概要
外傷性脳内血腫とは、頭を打撲することによって脳の中に出血が生じて血液のかたまり(血腫)ができる外傷です。
特に交通事故や転落事故などによる頭部への強い衝撃を伴う外傷で起こることが多く、一般的な症状として激しい頭痛や意識障害などが挙げられますが、症状の現れ方は血腫の位置や大きさによってさまざまです。脳の深い部分にまで血腫がおよび脳が圧迫されると、意識障害や呼吸障害などを引き起こして命に関わる状態になることもあります。
外傷性脳内血腫の症状は外傷を負ってから24時間以内に悪化することが一般的といわれていますが、血腫や血腫に伴う脳浮腫が大きくなるスピードが遅いケースもあり、時間が経過してから症状が進行することもあるため注意が必要です。
治療方法は重症度や血腫の大きさなどによって異なりますが、脳内の圧力を下げるための薬物療法や血腫を取り除く外科的治療が行われます。
原因
外傷性脳内血腫は、主に頭部への外傷をきっかけとして脳内に血腫が生じることにより起こります。具体的には、交通事故や転落、転倒などが考えられます。
血腫は外傷を負った直後に形成され始め、さまざまな症状を引き起こします。血液をサラサラにする作用のある薬(抗血栓薬)を服用している方は血が固まりにくく、血腫が大きくなることもあります。また高齢者では時間が経ってから症状が悪化するケースもみられます。
症状
外傷性脳内血腫の症状は、血腫が生じた部位や血腫の大きさ、ほかの脳内病変の有無によって異なります。一般的には脳の中に血腫ができると脳内の圧力が高くなり、激しい頭痛や吐き気、嘔吐などの症状が現れ、意識障害が引き起こされることもあります。
また、血腫が生じた部位によって、その部位がつかさどる神経の機能が失われたり低下したりすることで、運動麻痺、半身の感覚障害、言語障害などの症状がみられることもあります。
脳の深い部位には脳幹と呼ばれる呼吸や血液循環をつかさどる部位があるため、脳幹や脳幹周囲に血腫ができると、呼吸器や心臓が機能せず命に関わるケースもあります。

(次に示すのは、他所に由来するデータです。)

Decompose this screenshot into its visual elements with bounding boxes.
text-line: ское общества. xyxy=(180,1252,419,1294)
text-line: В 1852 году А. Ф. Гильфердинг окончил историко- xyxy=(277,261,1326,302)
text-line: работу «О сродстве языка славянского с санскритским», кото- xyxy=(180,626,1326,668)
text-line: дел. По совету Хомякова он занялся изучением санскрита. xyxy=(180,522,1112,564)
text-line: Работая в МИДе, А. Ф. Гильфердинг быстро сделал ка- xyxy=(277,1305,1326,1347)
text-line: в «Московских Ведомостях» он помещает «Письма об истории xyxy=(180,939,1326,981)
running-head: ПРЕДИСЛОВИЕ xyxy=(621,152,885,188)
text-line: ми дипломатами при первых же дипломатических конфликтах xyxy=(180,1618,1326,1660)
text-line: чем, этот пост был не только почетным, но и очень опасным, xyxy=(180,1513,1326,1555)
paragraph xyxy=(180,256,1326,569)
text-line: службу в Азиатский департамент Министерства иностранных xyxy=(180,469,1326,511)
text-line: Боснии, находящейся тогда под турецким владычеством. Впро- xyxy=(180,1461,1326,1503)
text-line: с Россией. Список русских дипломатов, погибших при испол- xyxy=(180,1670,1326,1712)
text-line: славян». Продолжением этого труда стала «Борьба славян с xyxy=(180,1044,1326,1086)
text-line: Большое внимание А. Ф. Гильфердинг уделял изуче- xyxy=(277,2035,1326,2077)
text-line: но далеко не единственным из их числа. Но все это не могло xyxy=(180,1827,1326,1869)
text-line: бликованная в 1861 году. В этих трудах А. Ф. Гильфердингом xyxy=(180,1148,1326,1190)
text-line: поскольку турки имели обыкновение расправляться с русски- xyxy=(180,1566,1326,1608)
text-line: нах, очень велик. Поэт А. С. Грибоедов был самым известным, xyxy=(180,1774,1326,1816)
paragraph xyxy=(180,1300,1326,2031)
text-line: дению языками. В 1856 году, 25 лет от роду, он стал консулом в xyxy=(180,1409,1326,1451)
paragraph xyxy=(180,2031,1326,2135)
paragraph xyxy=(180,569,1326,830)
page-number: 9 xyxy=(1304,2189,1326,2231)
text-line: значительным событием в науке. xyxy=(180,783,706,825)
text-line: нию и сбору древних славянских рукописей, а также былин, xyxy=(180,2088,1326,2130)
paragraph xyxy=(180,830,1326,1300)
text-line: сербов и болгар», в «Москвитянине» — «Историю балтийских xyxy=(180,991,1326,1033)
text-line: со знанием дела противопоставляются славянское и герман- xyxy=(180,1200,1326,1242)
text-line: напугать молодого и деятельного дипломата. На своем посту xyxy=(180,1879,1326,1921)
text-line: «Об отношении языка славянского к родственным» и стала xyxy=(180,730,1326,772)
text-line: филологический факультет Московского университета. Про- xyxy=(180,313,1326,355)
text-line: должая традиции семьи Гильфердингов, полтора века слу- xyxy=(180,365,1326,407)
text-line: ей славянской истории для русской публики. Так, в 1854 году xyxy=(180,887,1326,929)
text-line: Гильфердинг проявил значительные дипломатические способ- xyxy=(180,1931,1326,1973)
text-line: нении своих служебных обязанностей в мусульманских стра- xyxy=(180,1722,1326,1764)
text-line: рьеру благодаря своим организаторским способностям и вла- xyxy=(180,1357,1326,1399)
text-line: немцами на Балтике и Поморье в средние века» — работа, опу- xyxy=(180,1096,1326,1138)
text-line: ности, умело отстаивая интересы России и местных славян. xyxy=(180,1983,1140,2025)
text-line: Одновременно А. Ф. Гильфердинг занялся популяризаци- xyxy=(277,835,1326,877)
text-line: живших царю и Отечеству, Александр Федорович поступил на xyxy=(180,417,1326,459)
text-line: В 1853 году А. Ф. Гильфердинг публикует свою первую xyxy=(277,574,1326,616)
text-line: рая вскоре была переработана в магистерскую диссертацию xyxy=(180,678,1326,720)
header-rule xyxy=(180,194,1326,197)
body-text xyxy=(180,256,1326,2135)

なお、これらの症状は通常、受傷してから24時間以内に現れることが一般的です。しかし、高齢者では外傷を負ってから血腫が増大するまでのスピードが遅いケースもあり、時間が経過してから症状が現れることもあるため慎重な経過観察が重要です。
検査・診断
外傷性脳内血腫が疑われるときは、脳の中に血腫ができているか調べるために頭部CT検査が行われます。これらの検査では脳内のほかの病変や脳の腫れの有無などを調べることができます。なお、外傷性脳内血腫は受傷から6時間以内に血腫が大きくなるなどの変化がみられるため、定期的な頭部CT検査が必要です。
治療
外傷性脳内血腫の治療方法は血腫の大きさや重症度によって異なります。血腫が小さい場合は、脳内の圧力を下げるために脳圧降下薬などを用いた薬物治療が行われます。
薬物療法で効果がみられない場合は、脳内の圧力を下げるための開頭減圧術や血腫を取り除く開頭血腫除去術という外科的治療が行われます。
予防
外傷性脳内血腫は、交通事故や転落事故などで頭に外傷を負うことによって引き起こされます。そのため、事故を可能な限り防ぐことが大切です。また、高齢者や抗血栓薬を内服している人は軽度の外傷でも外傷性脳内血腫を発症するケースがあるため注意しましょう。
外傷性脳内血腫は受傷後、時間が経過してから症状が重症化することも少なくありません。頭を強く打った場合は、直後に症状がなくても慎重に様子を見て何らかの症状があるときは速やかに医療機関を受診する必要があります。